In 1989, lawyers for 10-year-old Juan F. and other children filed the lawsuit, challenging DCF’s (then the Department of Children and Youth Services) practices, funding and policies in relation to neglected or abused children in custody and those who may be put into DCF custody.
The state struck a deal with the plaintiffs in 1991, entering into the decree, which set new staffing ratios and laid out sweeping new policies for the department. The decree also required the court to appoint a monitor who would ensure the mandates were met.
The state has made varied degrees of progress over the years. In 2017, a federal judge ordered Connecticut to commit to certain staffing and caseload levels for social workers as a key step toward ending oversight of the agency. By the following year, the department had hired 120 new employees, allowing DCF to reduce worker caseloads.

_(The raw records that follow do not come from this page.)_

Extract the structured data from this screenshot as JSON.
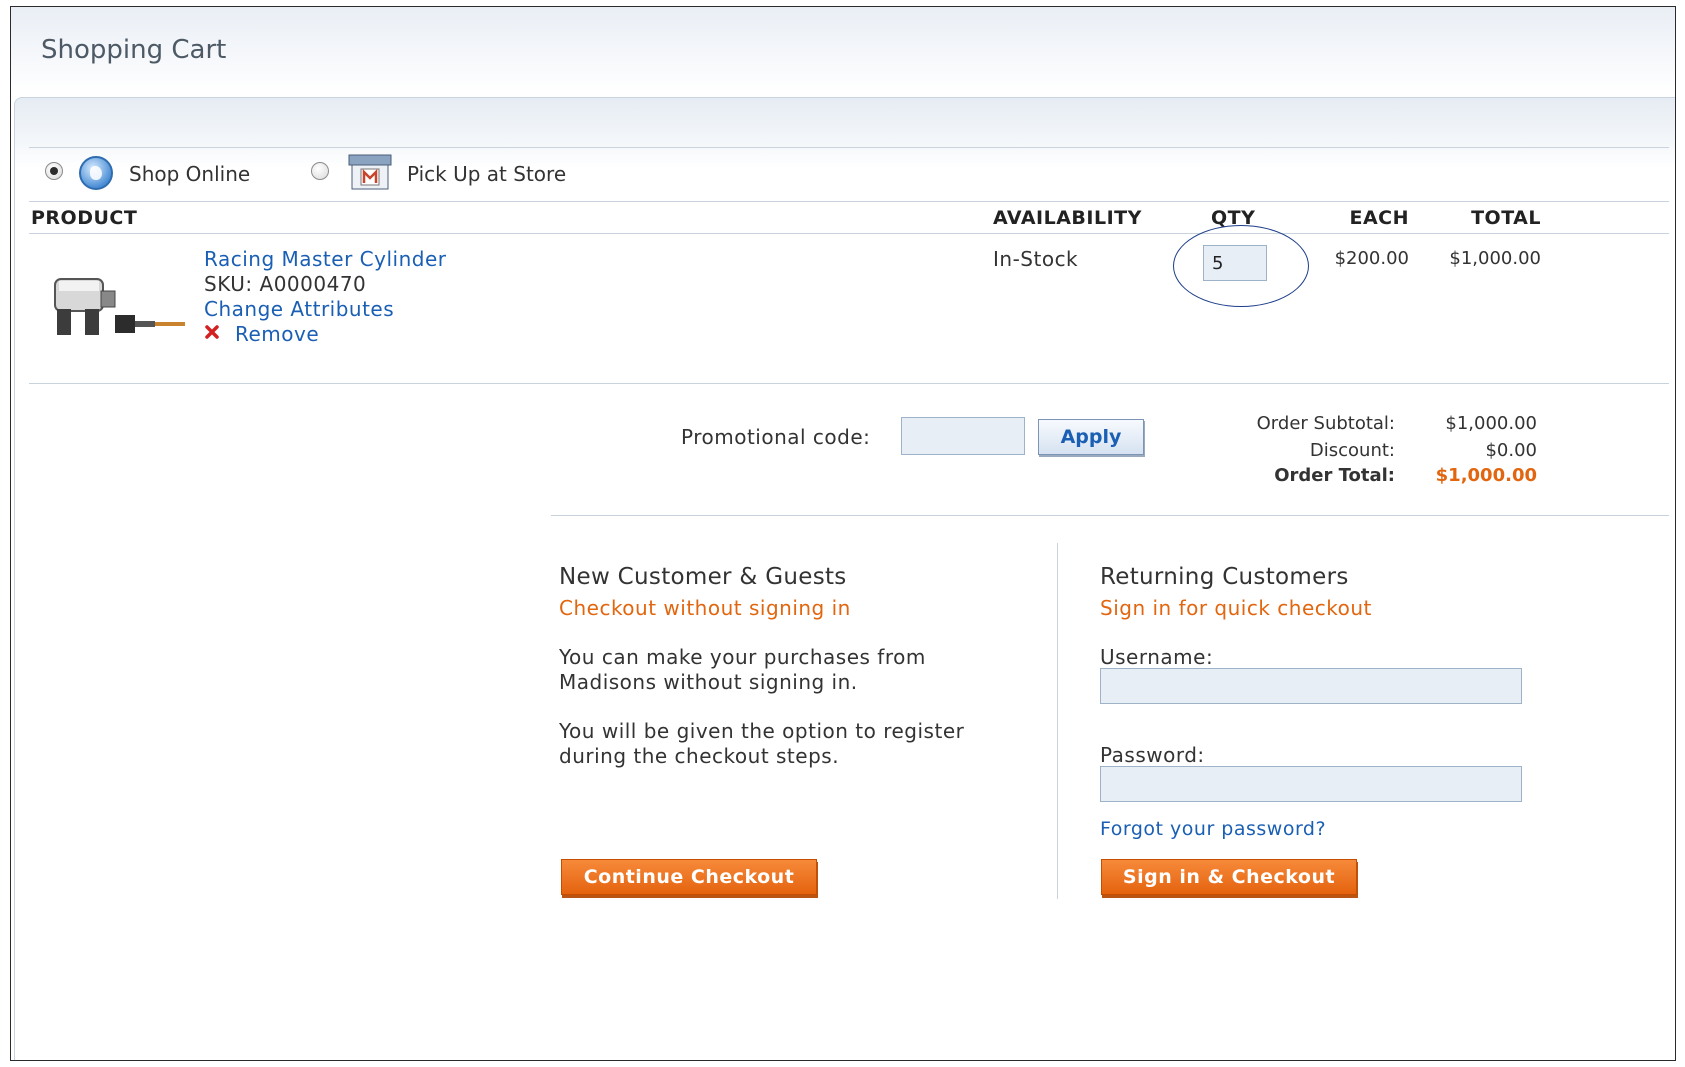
{
  "page": {
    "title": "Shopping Cart"
  },
  "delivery": {
    "options": [
      {
        "label": "Shop Online",
        "icon": "globe-icon",
        "selected": true
      },
      {
        "label": "Pick Up at Store",
        "icon": "store-icon",
        "selected": false
      }
    ]
  },
  "table": {
    "columns": {
      "product": "PRODUCT",
      "availability": "AVAILABILITY",
      "qty": "QTY",
      "each": "EACH",
      "total": "TOTAL"
    },
    "rows": [
      {
        "name": "Racing Master Cylinder",
        "sku": "SKU: A0000470",
        "change_attributes": "Change Attributes",
        "remove": "Remove",
        "availability": "In-Stock",
        "qty": "5",
        "each": "$200.00",
        "total": "$1,000.00"
      }
    ]
  },
  "promo": {
    "label": "Promotional code:",
    "value": "",
    "apply_label": "Apply"
  },
  "summary": {
    "subtotal_label": "Order Subtotal:",
    "subtotal_value": "$1,000.00",
    "discount_label": "Discount:",
    "discount_value": "$0.00",
    "total_label": "Order Total:",
    "total_value": "$1,000.00"
  },
  "guest": {
    "heading": "New Customer & Guests",
    "subheading": "Checkout without signing in",
    "para1_line1": "You can make your purchases from",
    "para1_line2": "Madisons without signing in.",
    "para2_line1": "You will be given the option to register",
    "para2_line2": "during the checkout steps.",
    "button": "Continue Checkout"
  },
  "returning": {
    "heading": "Returning Customers",
    "subheading": "Sign in for quick checkout",
    "username_label": "Username:",
    "username_value": "",
    "password_label": "Password:",
    "password_value": "",
    "forgot": "Forgot your password?",
    "button": "Sign in & Checkout"
  },
  "colors": {
    "accent_orange": "#e2660f",
    "link_blue": "#1a5fb4",
    "qty_ring": "#1d3f8a"
  }
}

In a 2018 report, Raymond Mancuso, the court-appointed monitor, noted that DCF had met its goals for decreasing the number of children in group facilities and institutions, placing more children with siblings, limiting the number of moves for children in foster care and ensuring that children are placed in homes operating within their licensed capacity. The department fell short in the areas of investigation practice, case planning process, meeting children and families’ service needs, and appropriate visitation with household and family members of the agency’s in-home cases, he wrote.
A 2019 report by Mancuso noted that DCF was failing to comply with five of the 10 important measures in the oversight plan, including providing enough mental health and substance abuse services and sufficiently engaging older children in their own case plans. Concerns were also raised about the quality of child abuse and neglect investigations and with case worker visits for children who remain in their family’s home under agency supervision.
The following year, for the first time in almost three decades, the monitor found that DCF had sufficiently lowered caseloads for social workers. “Reasonable caseload sizes and relative stability in the workforce allow the Department to better concentrate on the best practice issues so important to the outcomes for children and families,” Mancuso wrote.
Vannessa Dorantes, commissioner of DCF, commended the work that her department has done.
“The DCF of today benefits from three decades’ work of child welfare evolutions and positions Connecticut to lead best practice areas and improved outcomes in support of the children and families we serve,” she said in a statement Monday.
Plaintiffs and the state are awaiting a federal court date for the motion to be heard.
“We are grateful for the collaboration between the plaintiffs, court monitor, Office of the Attorney General, and the Department of Children and Families to bring forth this legal filing,” Gov. Ned Lamont said Monday. “Children and families will continue to be in the forefront of our efforts moving forward.”